ATTAQUES TERRORISTES : La vie reprend peu à peu sur Kwame N’krumah


30 morts, 57 blessés et des dégâts matériels non encore évalués ; c’est le triste bilan provisoire des attaques djihadistes perpétrées contre « Splendid Hôtel », le « Cappuccino » et le café-restaurant « Taxi Brousse » sur l’avenue Kwame N’krumah à Ouagadougou. C’était le 15 janvier 2016. Après l’assaut contre les terroristes mené par les Forces de défense et de sécurité dans la même nuit et qui s ‘est poursuivi jusque dans la matinée du 16 janvier, l’avenue a été fermée pour les besoins de l’enquête. Ce n’est que le 20 janvier 2016 que la « plus belle avenue de Ouagadougou » a été rouverte aux usagers. Nous y avons fait un tour.
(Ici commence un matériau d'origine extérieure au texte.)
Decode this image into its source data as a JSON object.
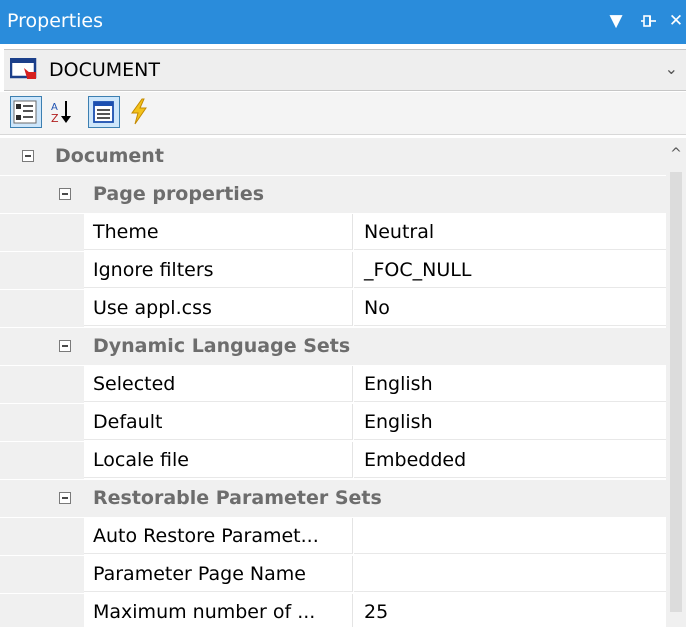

Lentement mais sûrement, les activités ont repris mais, visiblement, quelque chose a changé sur cette avenue mythique de la capitale burkinabè.

Kwame N’krumah, avenue des affaires, symbole de modernité, bref, la plus belle avenue de Ouagadougou fait la fierté des Ouagalais. Mais, le 15 janvier 2016, des « fous d’Allah », ont décidé d’ôter à cette rue, son âme en massacrant des innocents, dont certains vaquaient paisiblement à leurs occupations, tandis que d’autres sirotaient leurs boissons au café-restaurant « Cappuccino », à « Splendid Hôtel » ou encore au « Taxi Brousse ». Depuis lors, l’avenue était fermée au public pour les besoins de l’enquête jusqu’à ce jour 20 janvier où elle a été rouverte à la circulation. A notre arrivée sur les lieux, vers 11h, dans la matinée d’hier, l’avenue Kwame N’krumah était, en effet, ouverte à la circulation. Mais, en venant du côté nord, à partir de l’immeuble SODIFOR, jusqu’à l’intersection de l’avenue avec la « Rue de l’intégrité », la circulation se faisait sur une seule portion de l’avenue. Les Forces de l’ordre, la police municipale notamment, géraient la circulation et assuraient le respect des consignes. Quant aux Forces de défense et de sécurité, elles étaient toujours visibles.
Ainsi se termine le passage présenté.